Es una raíz que se adhiere a nuestras entrañas y de nuestra propia esencia, toma la savia que genera el tronco vigoroso de nuestra vida, dando respuesta a la eterna cuestión del sentido de nuestra existencia, de nuestro origen y pertenencia; la pertenencia de la  que brotarán las ramas que trascienden a la esfera social y pública, a través de nuestra obra que es la que configura los profundos surcos de la historia.

Quienes pretenden reducir la religión –o la ética– al ámbito exclusivamente “privado” de la existencia humana, no han entendido su verdadera dimensión. Aristóteles sí lo entendió: “Ninguna de estas dos cosas puede privatizarse”. La religión no puede circunscribirse al ámbito material de los centros de culto, como la política no puede ser encerrada en el ámbito estrictamente material de los foros oficiales, porque una y otra tienen una proyección e incidencia tan profunda sobre todos y cada uno de los miembros de la sociedad, que entrambas configuran nuestro pensamiento y modelo de vida.

Resultará una empresa estéril pretender ignorar nuestros orígenes greco romanos, de los que hace más de dos mil años nació el humanismo cristiano, que es la concepción de vida y modelo de sociedad en que se basan nuestras leyes –Derecho Romano- nuestra historia, costumbres, rituales, tradiciones, fiestas, arte, cultura y hasta la propia arquitectura de nuestras ciudades.

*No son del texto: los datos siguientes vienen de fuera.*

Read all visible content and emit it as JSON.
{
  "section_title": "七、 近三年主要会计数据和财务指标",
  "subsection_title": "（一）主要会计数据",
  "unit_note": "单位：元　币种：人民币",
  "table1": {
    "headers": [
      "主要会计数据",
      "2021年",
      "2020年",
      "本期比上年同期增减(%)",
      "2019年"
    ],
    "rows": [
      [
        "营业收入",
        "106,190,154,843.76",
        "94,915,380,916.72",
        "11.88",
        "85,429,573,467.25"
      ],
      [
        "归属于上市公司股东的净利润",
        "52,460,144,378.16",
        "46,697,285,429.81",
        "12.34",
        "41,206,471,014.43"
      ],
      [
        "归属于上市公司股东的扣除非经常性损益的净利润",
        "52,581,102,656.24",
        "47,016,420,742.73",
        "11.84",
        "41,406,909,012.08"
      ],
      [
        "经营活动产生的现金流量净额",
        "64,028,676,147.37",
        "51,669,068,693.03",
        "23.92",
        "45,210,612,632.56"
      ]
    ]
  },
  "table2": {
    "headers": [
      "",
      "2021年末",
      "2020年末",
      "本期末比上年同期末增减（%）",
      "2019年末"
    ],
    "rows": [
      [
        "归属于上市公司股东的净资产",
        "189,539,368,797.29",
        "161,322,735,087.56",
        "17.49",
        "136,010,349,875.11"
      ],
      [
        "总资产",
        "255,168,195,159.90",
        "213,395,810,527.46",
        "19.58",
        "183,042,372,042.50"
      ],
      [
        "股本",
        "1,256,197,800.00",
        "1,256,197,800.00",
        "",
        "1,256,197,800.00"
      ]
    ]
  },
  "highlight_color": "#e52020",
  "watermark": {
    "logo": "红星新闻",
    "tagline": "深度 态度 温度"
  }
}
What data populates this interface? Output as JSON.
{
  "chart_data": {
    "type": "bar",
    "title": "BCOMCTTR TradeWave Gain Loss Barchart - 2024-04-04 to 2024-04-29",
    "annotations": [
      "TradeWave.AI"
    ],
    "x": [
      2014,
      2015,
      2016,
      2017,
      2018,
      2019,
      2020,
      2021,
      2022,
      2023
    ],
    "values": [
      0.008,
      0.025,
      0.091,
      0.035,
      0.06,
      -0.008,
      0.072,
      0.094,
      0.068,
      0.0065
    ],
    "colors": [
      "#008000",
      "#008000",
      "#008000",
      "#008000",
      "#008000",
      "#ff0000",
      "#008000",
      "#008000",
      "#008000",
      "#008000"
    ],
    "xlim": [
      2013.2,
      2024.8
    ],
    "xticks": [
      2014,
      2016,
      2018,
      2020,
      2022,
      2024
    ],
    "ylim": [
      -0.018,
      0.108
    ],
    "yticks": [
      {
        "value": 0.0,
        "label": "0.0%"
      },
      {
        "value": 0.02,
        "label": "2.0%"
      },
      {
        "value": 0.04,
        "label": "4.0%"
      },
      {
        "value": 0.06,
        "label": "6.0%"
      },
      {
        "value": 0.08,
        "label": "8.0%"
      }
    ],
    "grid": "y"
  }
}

¿Con cuantas hornacinas, pequeñas ermitas, imágenes y cruces nos encontramos por los caminos de Europa —lugares públicos— dispuestas para que caminantes y peregrinos pudiesen orar durante el desarrollo de sus largas y duras  jornadas? ¿Qué haremos con nuestros cementerios que están plagados de cruces e imágenes? Al ser lugares públicos, ¿habremos de arrasar con todas ellas?

Quizá convendría recordar en este punto la interesada y desmedida resonancia mediática que en diversos países ha alcanzado la persistente pretensión de alguna niña musulmana, de asistir a clase en un colegio público, con el chador, foulard o hiyab islámico. No creo que la defensa de estas creencias por parte de quienes las practican, sean compatibles con el laicismo rampante que se yergue sobre Occidente.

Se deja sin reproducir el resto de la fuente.